The justice informed President Barack Obama this month that he will retire at the end of the term. He voted in dissent in 2007 against a court majority that made it much more difficult for school districts to consider race in assigning students to schools. And that same year, he joined a dissent against a decision upholding the discipline of a student displaying a “Bong Hits 4 Jesus” banner at an Alaska high school.
Justice Souter, who was appointed by President George H.W. Bush in 1990 to succeed Justice William J. Brennan Jr., has been most prolific as an advocate for strict separation of church and state in cases involving government aid to religion or religion in the public schools.
In the court’s 1992 decision in Lee v. Weisman, he joined the 5-4 majority that ruled clergy-led graduation prayers at a middle school to be a violation of the First Amendment’s prohibition against a government establishment of religion. Justice Souter wrote that “the government’s sponsorship of prayer at the graduation ceremony is most reasonably understood as an official endorsement of religion.”
Two years later, in Board of Education of Kiryas Joel Village School District v.

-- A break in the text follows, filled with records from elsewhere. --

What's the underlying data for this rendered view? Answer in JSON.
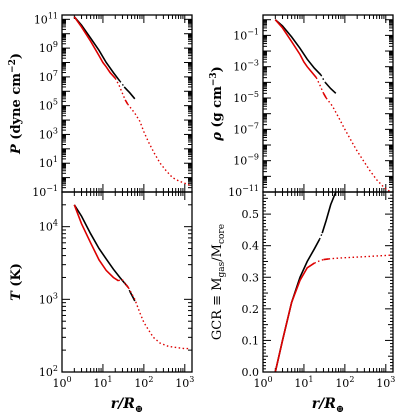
{
  "chart_data": [
    {
      "id": "pressure",
      "type": "line",
      "xscale": "log",
      "yscale": "log",
      "xlim": [
        1,
        1500
      ],
      "ylim": [
        0.1,
        200000000000
      ],
      "ylabel_symbol": "P",
      "ylabel_unit": " (dyne cm",
      "ylabel_unit_exp": "−2",
      "ylabel_close": ")",
      "yticks": [
        0.1,
        10,
        1000,
        100000,
        10000000,
        1000000000,
        100000000000
      ],
      "ytick_labels": [
        {
          "base": "10",
          "exp": "−1"
        },
        {
          "base": "10",
          "exp": "1"
        },
        {
          "base": "10",
          "exp": "3"
        },
        {
          "base": "10",
          "exp": "5"
        },
        {
          "base": "10",
          "exp": "7"
        },
        {
          "base": "10",
          "exp": "9"
        },
        {
          "base": "10",
          "exp": "11"
        }
      ],
      "series": [
        {
          "color": "#000000",
          "dash": "solid",
          "x": [
            2,
            3,
            5,
            8,
            12,
            18,
            26
          ],
          "y": [
            150000000000,
            40000000000,
            5000000000,
            700000000,
            100000000,
            20000000,
            5000000
          ]
        },
        {
          "color": "#000000",
          "dash": "dotted",
          "x": [
            26,
            30,
            33
          ],
          "y": [
            5000000,
            3000000,
            2000000
          ]
        },
        {
          "color": "#000000",
          "dash": "solid",
          "x": [
            33,
            45,
            60
          ],
          "y": [
            2000000,
            800000,
            300000
          ]
        },
        {
          "color": "#dd0000",
          "dash": "solid",
          "x": [
            2,
            3,
            5,
            8,
            10,
            12,
            15,
            20
          ],
          "y": [
            150000000000,
            30000000000,
            3000000000,
            300000000,
            100000000,
            50000000,
            20000000,
            8000000
          ]
        },
        {
          "color": "#dd0000",
          "dash": "dotted",
          "x": [
            20,
            25,
            30,
            35
          ],
          "y": [
            8000000,
            2500000,
            700000,
            250000
          ]
        },
        {
          "color": "#dd0000",
          "dash": "solid",
          "x": [
            35,
            40
          ],
          "y": [
            250000,
            130000
          ]
        },
        {
          "color": "#dd0000",
          "dash": "dotted",
          "x": [
            40,
            60,
            80,
            100,
            130,
            180,
            250,
            350,
            500,
            700,
            1000,
            1300
          ],
          "y": [
            130000,
            30000,
            8000,
            1500,
            300,
            50,
            10,
            3,
            1,
            0.6,
            0.4,
            0.3
          ]
        }
      ]
    },
    {
      "id": "density",
      "type": "line",
      "xscale": "log",
      "yscale": "log",
      "xlim": [
        1,
        1500
      ],
      "ylim": [
        1e-11,
        2
      ],
      "ylabel_symbol": "ρ",
      "ylabel_unit": " (g cm",
      "ylabel_unit_exp": "−3",
      "ylabel_close": ")",
      "yticks": [
        1e-11,
        1e-09,
        1e-07,
        1e-05,
        0.001,
        0.1
      ],
      "ytick_labels": [
        {
          "base": "10",
          "exp": "−11"
        },
        {
          "base": "10",
          "exp": "−9"
        },
        {
          "base": "10",
          "exp": "−7"
        },
        {
          "base": "10",
          "exp": "−5"
        },
        {
          "base": "10",
          "exp": "−3"
        },
        {
          "base": "10",
          "exp": "−1"
        }
      ],
      "series": [
        {
          "color": "#000000",
          "dash": "solid",
          "x": [
            2,
            3,
            5,
            8,
            12,
            18,
            26
          ],
          "y": [
            1,
            0.4,
            0.08,
            0.015,
            0.003,
            0.0008,
            0.0003
          ]
        },
        {
          "color": "#000000",
          "dash": "dotted",
          "x": [
            26,
            30,
            33
          ],
          "y": [
            0.0003,
            0.00015,
            0.0001
          ]
        },
        {
          "color": "#000000",
          "dash": "solid",
          "x": [
            33,
            45,
            60
          ],
          "y": [
            0.0001,
            4e-05,
            2e-05
          ]
        },
        {
          "color": "#dd0000",
          "dash": "solid",
          "x": [
            2,
            3,
            5,
            8,
            10,
            12,
            15,
            20
          ],
          "y": [
            1,
            0.3,
            0.04,
            0.006,
            0.002,
            0.001,
            0.0005,
            0.0002
          ]
        },
        {
          "color": "#dd0000",
          "dash": "dotted",
          "x": [
            20,
            25,
            30
          ],
          "y": [
            0.0002,
            6e-05,
            2e-05
          ]
        },
        {
          "color": "#dd0000",
          "dash": "solid",
          "x": [
            30,
            35
          ],
          "y": [
            2e-05,
            1e-05
          ]
        },
        {
          "color": "#dd0000",
          "dash": "dotted",
          "x": [
            35,
            50,
            70,
            100,
            150,
            200,
            300,
            400,
            600,
            900,
            1300
          ],
          "y": [
            1e-05,
            3e-06,
            6e-07,
            1e-07,
            1.5e-08,
            4e-09,
            8e-10,
            2.5e-10,
            6e-11,
            2e-11,
            1e-11
          ]
        }
      ]
    },
    {
      "id": "temperature",
      "type": "line",
      "xscale": "log",
      "yscale": "log",
      "xlim": [
        1,
        1500
      ],
      "ylim": [
        100,
        30000
      ],
      "ylabel_symbol": "T",
      "ylabel_unit": " (K)",
      "yticks": [
        100,
        1000,
        10000
      ],
      "ytick_labels": [
        {
          "base": "10",
          "exp": "2"
        },
        {
          "base": "10",
          "exp": "3"
        },
        {
          "base": "10",
          "exp": "4"
        }
      ],
      "series": [
        {
          "color": "#000000",
          "dash": "solid",
          "x": [
            2,
            3,
            5,
            8,
            12,
            18,
            26,
            33,
            40
          ],
          "y": [
            20000,
            14000,
            8000,
            5000,
            3600,
            2600,
            2000,
            1700,
            1500
          ]
        },
        {
          "color": "#000000",
          "dash": "dotted",
          "x": [
            40,
            45
          ],
          "y": [
            1500,
            1300
          ]
        },
        {
          "color": "#000000",
          "dash": "solid",
          "x": [
            45,
            55,
            60
          ],
          "y": [
            1300,
            1050,
            950
          ]
        },
        {
          "color": "#dd0000",
          "dash": "solid",
          "x": [
            2,
            3,
            5,
            8,
            12,
            18,
            24
          ],
          "y": [
            20000,
            11000,
            6000,
            3500,
            2500,
            2000,
            1800
          ]
        },
        {
          "color": "#dd0000",
          "dash": "dotted",
          "x": [
            24,
            28,
            32,
            36
          ],
          "y": [
            1800,
            1900,
            1800,
            1600
          ]
        },
        {
          "color": "#dd0000",
          "dash": "solid",
          "x": [
            36,
            42
          ],
          "y": [
            1600,
            1450
          ]
        },
        {
          "color": "#dd0000",
          "dash": "dotted",
          "x": [
            42,
            60,
            80,
            100,
            130,
            170,
            250,
            400,
            700,
            1000,
            1300
          ],
          "y": [
            1450,
            1000,
            650,
            480,
            380,
            300,
            250,
            225,
            215,
            210,
            210
          ]
        }
      ]
    },
    {
      "id": "gcr",
      "type": "line",
      "xscale": "log",
      "yscale": "linear",
      "xlim": [
        1,
        1500
      ],
      "ylim": [
        0,
        0.57
      ],
      "ylabel_text": "GCR ≡ M",
      "ylabel_sub1": "gas",
      "ylabel_mid": "/M",
      "ylabel_sub2": "core",
      "yticks": [
        0,
        0.1,
        0.2,
        0.3,
        0.4,
        0.5
      ],
      "ytick_labels_text": [
        "0.0",
        "0.1",
        "0.2",
        "0.3",
        "0.4",
        "0.5"
      ],
      "series": [
        {
          "color": "#000000",
          "dash": "solid",
          "x": [
            2,
            3,
            5,
            8,
            12,
            18,
            24
          ],
          "y": [
            0,
            0.1,
            0.22,
            0.3,
            0.35,
            0.39,
            0.42
          ]
        },
        {
          "color": "#000000",
          "dash": "dotted",
          "x": [
            24,
            28
          ],
          "y": [
            0.42,
            0.44
          ]
        },
        {
          "color": "#000000",
          "dash": "solid",
          "x": [
            28,
            35,
            45,
            60
          ],
          "y": [
            0.44,
            0.48,
            0.53,
            0.57
          ]
        },
        {
          "color": "#dd0000",
          "dash": "solid",
          "x": [
            2,
            3,
            5,
            8,
            12,
            18
          ],
          "y": [
            0,
            0.1,
            0.22,
            0.29,
            0.33,
            0.345
          ]
        },
        {
          "color": "#dd0000",
          "dash": "dotted",
          "x": [
            18,
            24,
            30
          ],
          "y": [
            0.345,
            0.352,
            0.356
          ]
        },
        {
          "color": "#dd0000",
          "dash": "solid",
          "x": [
            30,
            40
          ],
          "y": [
            0.356,
            0.358
          ]
        },
        {
          "color": "#dd0000",
          "dash": "dotted",
          "x": [
            40,
            60,
            100,
            200,
            400,
            700,
            1300
          ],
          "y": [
            0.358,
            0.36,
            0.362,
            0.364,
            0.366,
            0.368,
            0.37
          ]
        }
      ]
    }
  ],
  "xticks": [
    1,
    10,
    100,
    1000
  ],
  "xtick_labels": [
    {
      "base": "10",
      "exp": "0"
    },
    {
      "base": "10",
      "exp": "1"
    },
    {
      "base": "10",
      "exp": "2"
    },
    {
      "base": "10",
      "exp": "3"
    }
  ],
  "xlabel_symbol": "r",
  "xlabel_mid": "/R",
  "xlabel_sub": "⊕"
}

Grumet, Justice Souter wrote the opinion in a 6-3 decision that struck down a New York state law establishing a special school district to serve children with disabilities in a community of Hasidic Jews. The law was a form of “religious favoritism,” the justice said.
In the court’s landmark 2002 decision in Zelman v. Simmons-Harris, Justice Souter wrote a bitter dissent from the court’s 5-4 decision to uphold an Ohio voucher program that allowed Cleveland parents to send their children to private schools, including religious schools, at public expense. Justice Souter called such programs “a danger” and wrote, “I hope that a future [Supreme] Court will reconsider today’s dramatic departure from basic establishment clause principle.”
He may not have written his last opinion in an education case. The court heard arguments in three school cases last month, and it will issue opinions by the end of June.